Another current film structure, such as shown in U.S. Pat. No 4,683,170 (Tse et al), has a five layer construction in which a core layer of ethylene vinyl alcohol copolymer is adhered to an inner ionomeric sealant layer, and to an outer nylon abuse layer, by means of respective tie layers, one on either side of the core layer. This latter structure requires the use of relatively thick tie layers. In some cases these tie materials, such as the Plexar series of resins available from Quantam and the CXA series of polymeric adhesive resins available fro du Pont, are typically very specialized and relatively espensive materials.
These tie or adhesive materials, in addition to their expense, typically lack the required toughness often required in the severe cook-in regime often encountered in food processing.
EVOH is well known for its moisture sensitivity.

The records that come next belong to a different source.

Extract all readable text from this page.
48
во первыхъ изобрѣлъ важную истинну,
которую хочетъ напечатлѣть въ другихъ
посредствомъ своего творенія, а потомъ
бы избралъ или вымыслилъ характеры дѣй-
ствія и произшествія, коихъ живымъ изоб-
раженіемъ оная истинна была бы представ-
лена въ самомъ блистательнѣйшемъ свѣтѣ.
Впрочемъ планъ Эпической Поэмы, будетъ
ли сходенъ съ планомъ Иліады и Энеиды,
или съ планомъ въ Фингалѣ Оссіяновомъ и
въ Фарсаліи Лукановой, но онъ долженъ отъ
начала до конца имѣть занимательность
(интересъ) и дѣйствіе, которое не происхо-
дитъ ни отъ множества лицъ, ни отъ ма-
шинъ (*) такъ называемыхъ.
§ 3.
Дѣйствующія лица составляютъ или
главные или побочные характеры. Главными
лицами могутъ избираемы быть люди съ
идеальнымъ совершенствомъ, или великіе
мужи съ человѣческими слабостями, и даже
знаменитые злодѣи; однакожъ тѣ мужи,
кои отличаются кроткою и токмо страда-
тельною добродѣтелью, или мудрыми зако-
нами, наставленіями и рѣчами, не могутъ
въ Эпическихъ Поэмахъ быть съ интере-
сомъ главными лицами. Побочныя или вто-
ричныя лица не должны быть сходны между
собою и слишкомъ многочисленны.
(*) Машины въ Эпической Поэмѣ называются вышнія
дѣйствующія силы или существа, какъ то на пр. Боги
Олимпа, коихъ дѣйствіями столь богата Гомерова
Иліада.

In the current structure just described it is necessary to extrude a relatively thick layer of the expensive adhesive layers in order to provide some moisture protection for the EVOH. That is, in order to prevent ingress of moisture both from the food product side (sealant side) as well as the outside environment (abuse layer side) only two layers are available on either side of the EVOH layer to provide such a moisture barrier.
It is therefore desirable to provide a more economical multilayer packaging material which takes advantage of the benefits of ethylene vinyl alcohol copolymer, but provides a more economical means of reducing moisture ingress into the packaging material during the cook-in process.
It is another object of the invention to accomplish the first object without sacrificing film toughness, and preferably actually increasing film toughness.
The present invention accomplishes both of these objects as described further below.